I had to stop and come back and read.. I was/still am horrified!

To be blunt.. who gives a shit about her feelings. Fire her now, without warning and report her so that she can't do it to another child.

People like her, make me sick.

Song Medina-Babijes said...

Hi. I agree with what everybody has said about firing her. Before you do, explain to her the reasons why you are doing so.

I have had a lot of experience with nannies and househelpers over the years, and although their actions sometimes do not justify an explanation why we are dismissing them, as a human being they still have the right to know the cause - whether they take that with a grain of salt or not.

Sometimes, getting even feels good, especially after the treatment they've done, but hey, why stoop down?

OP said...

I'm the OP. Of course I fired her quickly - I found out on a Friday night, so had time to send the question.
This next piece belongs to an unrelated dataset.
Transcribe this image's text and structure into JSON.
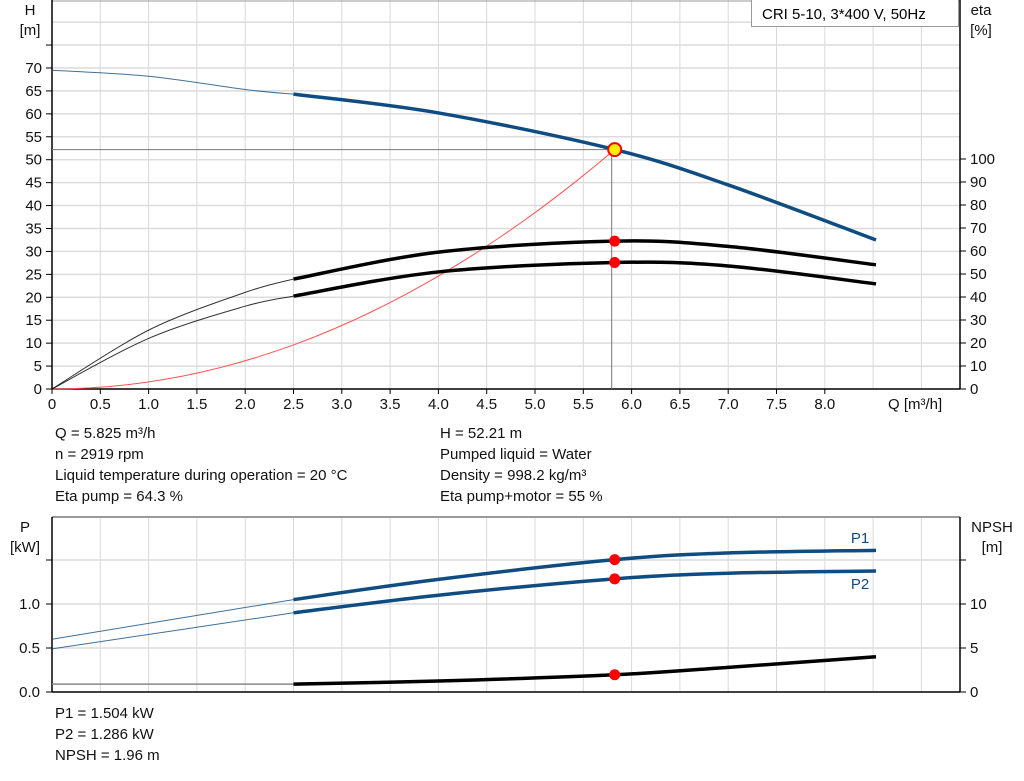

I had to fire her in person because she had stuff that belonged to us in her car. I was curious what to say and what to be careful of. The question was not "should I fire her?", it was how. Don't think it was Stolkholm Syndrome (I think you have to actually know you're being harmed for that to apply), just serious shock and betrayal by someone that we trusted and thought we knew. I was heartbroken because of the betrayal and the way she treated our kids. I hope it was burn out because that would mean she wasn't always like this to our son. I know I left the timing sort of ambiguous, but we did fire her right after viewing the nanny cam footage. Wish I would have known sooner, but I had absolutely no idea about her aggression before the nanny cam and we discovered the neglect just before putting up the nanny cam.
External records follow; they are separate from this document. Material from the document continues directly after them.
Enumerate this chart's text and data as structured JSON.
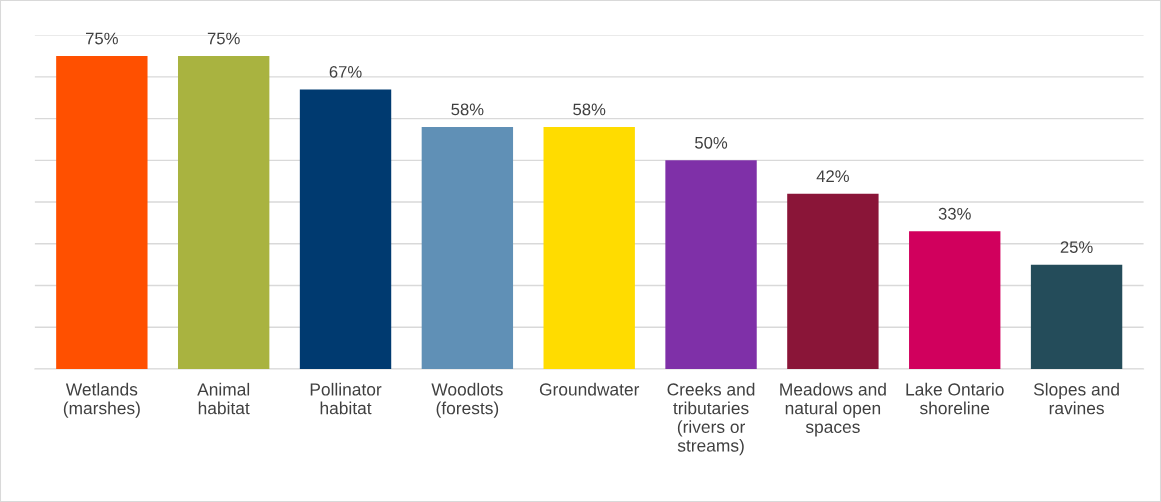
{
  "chart_data": {
    "type": "bar",
    "categories": [
      "Wetlands\n(marshes)",
      "Animal\nhabitat",
      "Pollinator\nhabitat",
      "Woodlots\n(forests)",
      "Groundwater",
      "Creeks and\ntributaries\n(rivers or\nstreams)",
      "Meadows and\nnatural open\nspaces",
      "Lake Ontario\nshoreline",
      "Slopes and\nravines"
    ],
    "values": [
      75,
      75,
      67,
      58,
      58,
      50,
      42,
      33,
      25
    ],
    "colors": [
      "#ff5000",
      "#a9b340",
      "#003a70",
      "#6090b6",
      "#ffdc00",
      "#7f30a8",
      "#8a1538",
      "#d1005d",
      "#244c5a"
    ],
    "value_labels": [
      "75%",
      "75%",
      "67%",
      "58%",
      "58%",
      "50%",
      "42%",
      "33%",
      "25%"
    ],
    "ylim": [
      0,
      80
    ],
    "yticks": [
      {
        "value": 0,
        "label": null
      },
      {
        "value": 10,
        "label": null
      },
      {
        "value": 20,
        "label": null
      },
      {
        "value": 30,
        "label": null
      },
      {
        "value": 40,
        "label": null
      },
      {
        "value": 50,
        "label": null
      },
      {
        "value": 60,
        "label": null
      },
      {
        "value": 70,
        "label": null
      },
      {
        "value": 80,
        "label": null
      }
    ],
    "grid": "y",
    "tick_labels": "x",
    "legend": false
  }
}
StrawberryShortKakes said...

OP, I'm glad you came back and told us all that you fired her... that's a relief. I'm just curious... what did you say and how did she react? If you don't want to share, that's fine but I was just wondering :)

OP said...

Kept it very short and simple - "we decided to end your employment with us." I gave the reason when she asked for it and kept that short and simple too - along the lines of "we know what you did". She said she understood and left shortly after that after saying goodbye to the kids. It worked well not to be accusing because it kept the whole thing orderly with no blow ups or screaming or anything crazy, though it was still painful and awkward.